Sam George and Greg MacGillivray’s documentary, which covers 50 years of Hollywood surf moviemaking, will screen at the Cannes Film Festival.
By Melonie Magruder / Special to The Malibu Times
Starting with Bud Browne’s 1957 classic “The Big Surf,” Hollywood has had more than 50 years to get it right with surf movies and, except for a handful of films, has failed, says Malibu filmmaker and former editor of Surfer magazine Sam George. He plans to change that with the new documentary “Hollywood Don’t Surf!,” co-directed by Greg MacGillivray, which will be screening at the Cannes Film Festival in the next week as part of the Cannes Classic screenings.
George, who wrote the screenplay, has tapped entertainment figures like John Milius (writer/director of iconic surf film “Big Wednesday”), Gary Busey, Steven Spielberg and Frankie Avalon (who starred such movies as “Beach Blanket Bingo”) in creating this five-decade look at surfing as sport, film and metaphor. He said that if Hollywood has been unable to produce a surf film that truly captures the zeitgeist of surfing, it’s not for lack of trying.

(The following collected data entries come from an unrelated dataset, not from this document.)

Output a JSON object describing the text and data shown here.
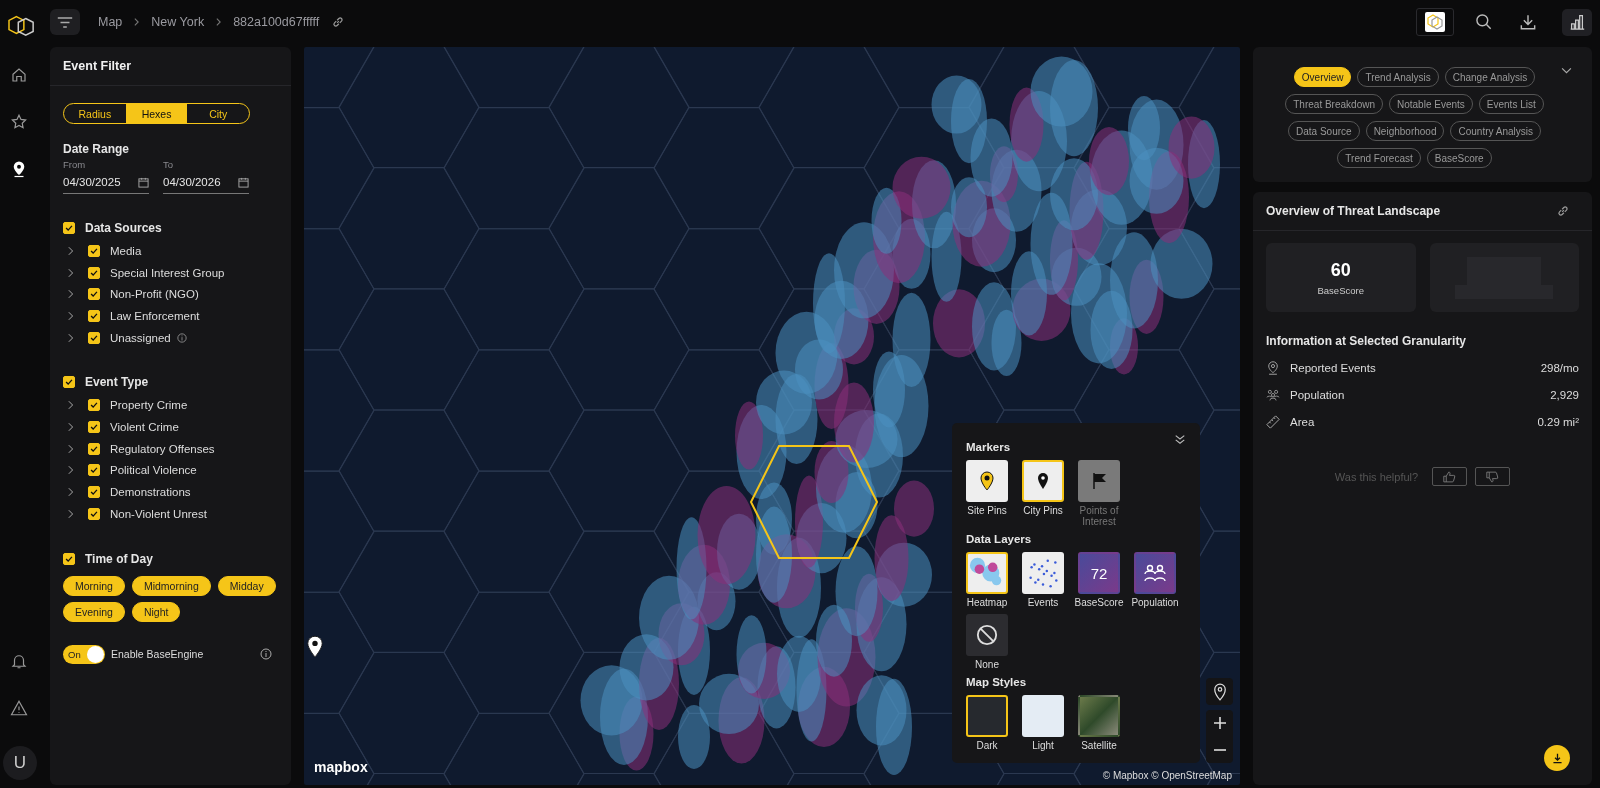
{
  "sidebar": {
    "user_initial": "U"
  },
  "breadcrumb": [
    "Map",
    "New York",
    "882a100d67fffff"
  ],
  "event_filter": {
    "title": "Event Filter",
    "modes": [
      {
        "label": "Radius",
        "selected": false
      },
      {
        "label": "Hexes",
        "selected": true
      },
      {
        "label": "City",
        "selected": false
      }
    ],
    "date_range": {
      "title": "Date Range",
      "from": {
        "label": "From",
        "value": "04/30/2025"
      },
      "to": {
        "label": "To",
        "value": "04/30/2026"
      }
    },
    "groups": [
      {
        "title": "Data Sources",
        "checked": true,
        "items": [
          {
            "label": "Media",
            "checked": true,
            "info": false
          },
          {
            "label": "Special Interest Group",
            "checked": true,
            "info": false
          },
          {
            "label": "Non-Profit (NGO)",
            "checked": true,
            "info": false
          },
          {
            "label": "Law Enforcement",
            "checked": true,
            "info": false
          },
          {
            "label": "Unassigned",
            "checked": true,
            "info": true
          }
        ]
      },
      {
        "title": "Event Type",
        "checked": true,
        "items": [
          {
            "label": "Property Crime",
            "checked": true,
            "info": false
          },
          {
            "label": "Violent Crime",
            "checked": true,
            "info": false
          },
          {
            "label": "Regulatory Offenses",
            "checked": true,
            "info": false
          },
          {
            "label": "Political Violence",
            "checked": true,
            "info": false
          },
          {
            "label": "Demonstrations",
            "checked": true,
            "info": false
          },
          {
            "label": "Non-Violent Unrest",
            "checked": true,
            "info": false
          }
        ]
      }
    ],
    "time_of_day": {
      "title": "Time of Day",
      "checked": true,
      "slots": [
        {
          "label": "Morning",
          "selected": true
        },
        {
          "label": "Midmorning",
          "selected": true
        },
        {
          "label": "Midday",
          "selected": true
        },
        {
          "label": "Evening",
          "selected": true
        },
        {
          "label": "Night",
          "selected": true
        }
      ]
    },
    "base_engine": {
      "state_label": "On",
      "on": true,
      "label": "Enable BaseEngine"
    }
  },
  "map": {
    "logo": "mapbox",
    "attribution": "© Mapbox © OpenStreetMap",
    "layers_panel": {
      "sections": [
        {
          "title": "Markers",
          "options": [
            {
              "kind": "site-pins",
              "label": "Site Pins",
              "selected": false,
              "disabled": false
            },
            {
              "kind": "city-pins",
              "label": "City Pins",
              "selected": true,
              "disabled": false
            },
            {
              "kind": "poi",
              "label": "Points of Interest",
              "selected": false,
              "disabled": true
            }
          ]
        },
        {
          "title": "Data Layers",
          "options": [
            {
              "kind": "heatmap",
              "label": "Heatmap",
              "selected": true,
              "disabled": false
            },
            {
              "kind": "events",
              "label": "Events",
              "selected": false,
              "disabled": false
            },
            {
              "kind": "basescore",
              "label": "BaseScore",
              "badge": "72",
              "selected": false,
              "disabled": false
            },
            {
              "kind": "population",
              "label": "Population",
              "selected": false,
              "disabled": false
            },
            {
              "kind": "none",
              "label": "None",
              "selected": false,
              "disabled": false
            }
          ]
        },
        {
          "title": "Map Styles",
          "options": [
            {
              "kind": "dark",
              "label": "Dark",
              "selected": true,
              "disabled": false
            },
            {
              "kind": "light",
              "label": "Light",
              "selected": false,
              "disabled": false
            },
            {
              "kind": "satellite",
              "label": "Satellite",
              "selected": false,
              "disabled": false
            }
          ]
        }
      ]
    }
  },
  "analysis": {
    "tabs": [
      {
        "label": "Overview",
        "selected": true
      },
      {
        "label": "Trend Analysis",
        "selected": false
      },
      {
        "label": "Change Analysis",
        "selected": false
      },
      {
        "label": "Threat Breakdown",
        "selected": false
      },
      {
        "label": "Notable Events",
        "selected": false
      },
      {
        "label": "Events List",
        "selected": false
      },
      {
        "label": "Data Source",
        "selected": false
      },
      {
        "label": "Neighborhood",
        "selected": false
      },
      {
        "label": "Country Analysis",
        "selected": false
      },
      {
        "label": "Trend Forecast",
        "selected": false
      },
      {
        "label": "BaseScore",
        "selected": false
      }
    ],
    "card": {
      "title": "Overview of Threat Landscape",
      "score": "60",
      "score_label": "BaseScore",
      "info_title": "Information at Selected Granularity",
      "rows": [
        {
          "kind": "events",
          "label": "Reported Events",
          "value": "298/mo"
        },
        {
          "kind": "population",
          "label": "Population",
          "value": "2,929"
        },
        {
          "kind": "area",
          "label": "Area",
          "value": "0.29 mi²"
        }
      ],
      "feedback": "Was this helpful?"
    }
  }
}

“If you look at all the surfing movies they’ve made over the past 50 years, they’re kind of cheesy,” George said in a telephone interview with The Malibu Times. “My idea was not to make a film about surfing, but about surf films. It’s a humorous look at a 50-year effort to successfully put surfing up on the big screen.”
Surfing aficionados have had plenty to watch. Beyond beach party movies, “The Endless Summer” (1966) and “Riding Giants” (2004) are considered to be, along with “Big Wednesday,” the defining cinematic word on the sport. But surf films never really enjoyed blockbuster box office returns.
Nonetheless, surf films have been a big part of Hollywood.
“John Milius and the rest of Hollywood thought they had a huge box office hit on their hands with ‘Big Wednesday,’” George said (the movie only achieved modest financial return). “In fact, John was friends with Steven Spielberg and George Lucas, who both also had movies coming out around the same time. They traded profit points on ‘Big Wednesday,’ [Spielberg’s] ‘Close Encounters of the Third Kind’ and [Lucas’] ‘Star Wars.’ As Steven says in my film, ‘This worked out better for some than for others.’”
As a longtime surfer himself and writer of surf films “The Lost Wave” and “Riding Giants” (along with famed skateboarder Stacy Peralta), George knows the waves. Greg MacGillivray, twice Oscar-nominated documentarian who helped develop IMAX technology, approached George to do a follow-up to “Big Wednesday.” They elicited interest from Milius, who proposed they write about Hollywood surf films.
“We came up with 50 years of terrific archival film footage, photos and trivia,” George said. “I never realized before how Malibu played an incredibly instrumental part in surf movie history. But they filmed all over Leo Carrillo and Corral beaches. The dance sequences in the beach party movies were shot at Paradise Cove. Those early ‘Gidget’ and ‘Beach Blanket Bingo’ movies really established California as the Golden State of youthful and vibrant, and sexy kids.”
Those who practice surfing as a way of life have traditionally dismissed fictional Hollywood surf movies. Big-wave surfing legend Greg Noll has said, “Surfing has a bull**** bubble around it that you can’t poke through, especially if you’re someone from Hollywood smoking a big cigar.”
“There have been some great surfing characters along the way,” George said. “Sean Penn’s Spicoli in ‘Fast Times at Ridgemont High’ was classic. But actually, really getting that magic moment of surfing on screen? It’s elusive.”
George’s wife, actress Nia Peeples, has her own claim to surf movie fame, having starred in the 1987 film “North Shore.” She likens the fleeting moment of being at one with the water as a sort of euphoria of parenthood.
“It’s like the birth of child,” Peeples said. “You can’t possibly describe it to someone who hasn’t been through it. How do you translate that motion and energy of dropping into a tube onto the screen? I think Sam’s movie has been able to explain that experience just a little.”
Peeples said one of the film’s strengths was George’s ability to get interviews with some famously publicity-averse celebrities, like Jan- Michael Vincent, who starred in “Big Wednesday,” and Frankie Avalon. The movie also features commentary by Malibu surfer Laird Hamilton and filmmakers Quentin Tarantino and Peralta.
“I am married to someone who knows so much about surfing, about filmmaking and about writing,” Peeples said. “But even I don’t know how Sam was able to track down so much material. And then to whittle it all down into something so concise and fun was just amazing.”
George is planning on showing a screening of “Hollywood Don’t Surf!” in Malibu sometime later this summer. But last week he was preparing to depart for Cannes for the two screenings of his film (out of competition), returning to the south of France where he spent time as a child in Villefranche-sur-Mer.
“We have one screening at the Grand Palais and one on the beach,” George said. “I actually have to wear a tux. But it won’t be paired with board shorts.”